Between Admiration and Administration NOA REICH 16

linguistic abilities at various moments in the plot—aligns the novel with the Orientalist project.

This engagement with the relationship between the Oriental and English literary traditions can

be partly understood, I suggest, as a response towards a shift in the administrative approach of

the East India Company towards ‘Oriental’ culture. As discussed earlier, the 1830s were the

start of a decline in appreciation for the value of Oriental scholarship, and the beginning of the

tendency to implement English as a tool of cultural administration. The novel was published

towards the waning end of the East India Company’s interest in Orientalist scholarship of India.

However, as noted above, Taylor himself displayed an Orientalist spirit, taking seriously the

study of local languages and customs. That support for such intellectual pursuits was waning

on the part of the Company in the 1830s may be seen as part of what prompts Taylor’s emphasis

on these issues, rendering the novel in this sense implicitly polemical towards emerging British

strategies that would work to diminish the value ascribed to ‘Oriental’ languages and cultures.

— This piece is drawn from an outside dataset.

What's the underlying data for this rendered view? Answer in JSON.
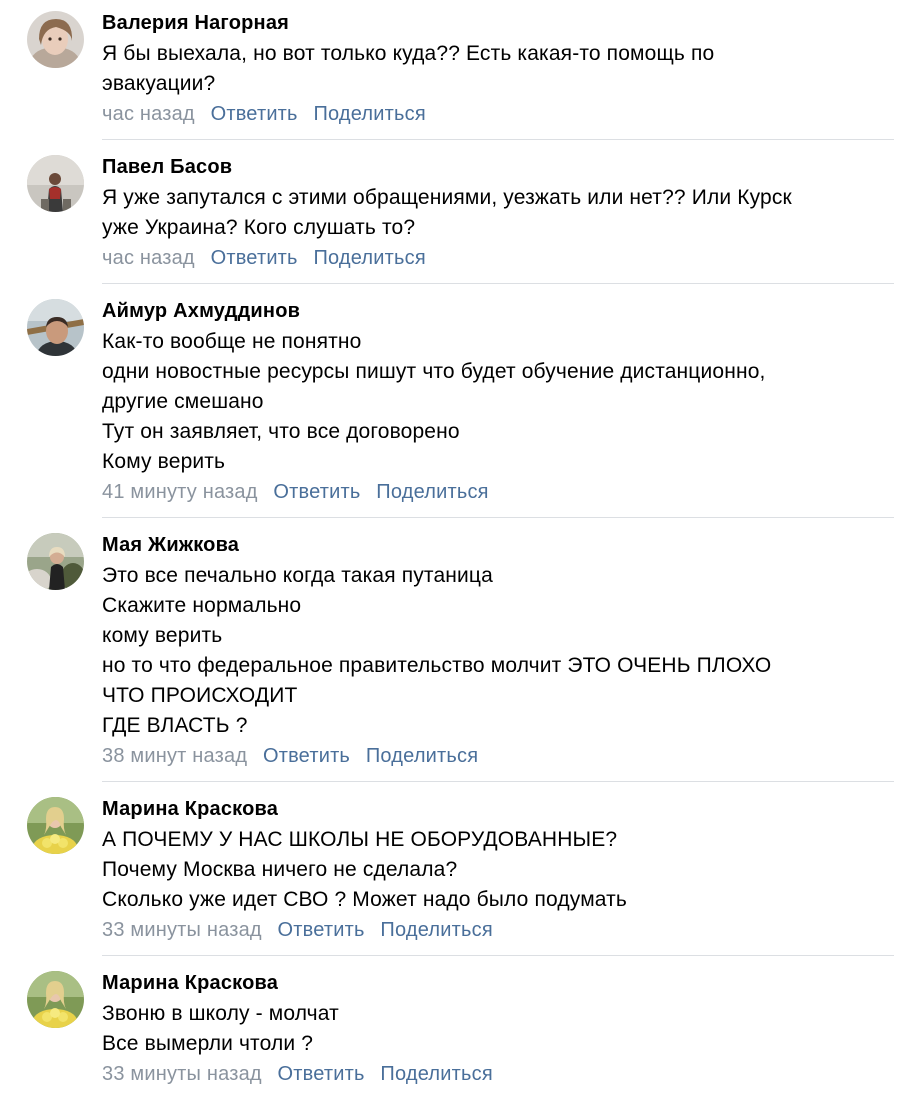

Confessions suggests that for Taylor, to out-Thug the Thug in one’s ‘Oriental’ knowledge, would

not only be an impressive achievement of linguistic proficiency, but would also constitute a

more promising strategy for addressing India’s complicated and apparently ‘unruly’ ‘division

of peoples’.

Conclusion

My analysis of Confessions of a Thug has explored the novel’s ambivalent relationship to the

British representation of and campaign against Thuggee, and the implicit challenge of India’s

linguistic diversity and ‘Oriental’ traditions. By configuring India’s heterogeneity as directly

linked to deceitfulness and criminality, the novel participates, to a certain extent, in the

ideological work served by the Thuggee campaign more generally. However, my analysis has

suggested that although the narrative depiction of disguise, style-shifting and sociolinguistic

crossing as strategies of Thuggee aligns this density with criminality, it also blurs the

distinctions between the legal and the criminal, and the moral and immoral insofar as the

Thugs’ actions are often coded as honourable. Further, by attending to the linguistic aspects of

code-switching, style-shifting, and sociolinguistic crossing, I have presented a more complex

reading of Taylor’s representation of these issues, identifying an ambivalent appreciation of

Thuggee as a form of linguistic performance which is both impressive in its own right, and an

achievement worthy of emulation by British colonial administrators.